Spytek of Melsztyn (Spytek z Melsztyna, 1398–1439), also known as Spytko, was a Polish Knight and a strong supporter of Polish cooperation with the Hussite movement.

==Biography==
Spytek was the owner of Melsztyn estates and a castellan of Biecz. He was the son of Spytek of Melsztyn, voivode of Kraków.
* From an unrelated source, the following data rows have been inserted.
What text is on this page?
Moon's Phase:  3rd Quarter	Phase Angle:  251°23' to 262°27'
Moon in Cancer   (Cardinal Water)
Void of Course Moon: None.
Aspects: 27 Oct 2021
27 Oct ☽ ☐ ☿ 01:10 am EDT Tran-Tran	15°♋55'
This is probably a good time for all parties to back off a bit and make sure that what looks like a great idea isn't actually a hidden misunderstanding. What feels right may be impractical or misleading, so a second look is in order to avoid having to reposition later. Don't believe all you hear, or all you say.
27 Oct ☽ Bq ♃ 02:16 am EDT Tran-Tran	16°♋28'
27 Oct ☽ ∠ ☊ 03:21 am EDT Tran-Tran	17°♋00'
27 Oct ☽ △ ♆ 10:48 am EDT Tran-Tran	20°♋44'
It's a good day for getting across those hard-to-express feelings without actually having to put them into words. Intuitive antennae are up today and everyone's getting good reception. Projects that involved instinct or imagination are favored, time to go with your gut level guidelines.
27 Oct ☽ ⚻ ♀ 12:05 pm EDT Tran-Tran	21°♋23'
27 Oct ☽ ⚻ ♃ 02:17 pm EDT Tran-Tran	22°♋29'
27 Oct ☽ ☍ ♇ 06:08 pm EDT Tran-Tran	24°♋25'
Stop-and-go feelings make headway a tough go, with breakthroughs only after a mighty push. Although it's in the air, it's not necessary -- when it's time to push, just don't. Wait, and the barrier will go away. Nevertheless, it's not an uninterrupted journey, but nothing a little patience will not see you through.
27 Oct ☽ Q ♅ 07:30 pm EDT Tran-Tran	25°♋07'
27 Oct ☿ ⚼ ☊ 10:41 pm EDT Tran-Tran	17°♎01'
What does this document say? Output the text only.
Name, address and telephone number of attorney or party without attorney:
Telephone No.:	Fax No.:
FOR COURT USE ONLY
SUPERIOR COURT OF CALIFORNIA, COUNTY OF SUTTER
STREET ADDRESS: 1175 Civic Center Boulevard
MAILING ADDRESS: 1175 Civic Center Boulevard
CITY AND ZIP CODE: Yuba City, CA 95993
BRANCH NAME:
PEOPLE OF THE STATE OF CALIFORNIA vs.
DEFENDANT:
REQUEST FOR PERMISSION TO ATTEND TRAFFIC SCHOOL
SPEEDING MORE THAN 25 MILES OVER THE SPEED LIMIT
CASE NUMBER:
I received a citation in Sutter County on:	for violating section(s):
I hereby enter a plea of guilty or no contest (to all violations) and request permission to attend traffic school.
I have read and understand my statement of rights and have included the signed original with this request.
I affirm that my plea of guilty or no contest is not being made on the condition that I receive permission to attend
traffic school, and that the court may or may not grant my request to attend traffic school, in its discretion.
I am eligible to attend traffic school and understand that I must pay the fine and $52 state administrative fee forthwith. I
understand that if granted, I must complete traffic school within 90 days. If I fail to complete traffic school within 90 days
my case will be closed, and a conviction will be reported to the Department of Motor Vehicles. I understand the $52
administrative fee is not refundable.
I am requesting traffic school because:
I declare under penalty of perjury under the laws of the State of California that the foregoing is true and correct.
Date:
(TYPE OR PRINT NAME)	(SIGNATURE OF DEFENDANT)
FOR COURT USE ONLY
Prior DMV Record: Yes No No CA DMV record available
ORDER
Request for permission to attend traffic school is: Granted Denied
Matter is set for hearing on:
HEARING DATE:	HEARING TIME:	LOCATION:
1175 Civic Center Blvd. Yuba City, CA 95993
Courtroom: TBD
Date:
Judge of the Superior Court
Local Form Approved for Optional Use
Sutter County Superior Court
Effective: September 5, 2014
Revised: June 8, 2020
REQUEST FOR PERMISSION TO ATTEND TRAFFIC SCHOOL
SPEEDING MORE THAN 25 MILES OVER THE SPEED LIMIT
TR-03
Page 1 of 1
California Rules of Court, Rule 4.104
He supported the plan for Władysław II Jagiełło's acceptance of the Czech crown from the Hussites. He supported pro-Hussite military expeditions of Sigismund Korybut to Bohemia in the years 1422-1427. After Jagiełło's death in 1434 he was the leader of the opposition against the political influences of Bishop of Kraków, Zbigniew Oleśnicki during the early years of the reign of young King Władysław III. Spytek's opposition to Oleśnicki was less personal and more an expression of sympathy with Czech Hussitism, and of opposition to the wealth and influence of the Catholic Church in Poland. During Church synods of Warka (1434), Sieradz and Piotrkow (1435) he spoke in favor of the abolishing of the Peter's Pence in Poland.

In 1439 he organized the Korczyn Confederation (also known as "Confederation of Spytko of Melsztyn") against Oleśnicki. This was a reaction to Oleśnicki 's formation of an earlier anti-Hussite confederation there. His actions were condemned by the royal court, and he lost much support. Following a military escalation of the conflict, he died in the Battle of Grotniki on 4 May 1439. Spytek's defeat meant also the defeat of the Hussite cause in Poland.

His legacy lay in King Władysław's realization that the lesser nobility could be played off against the power of the great magnates and that the Catholic Church could be reigned in.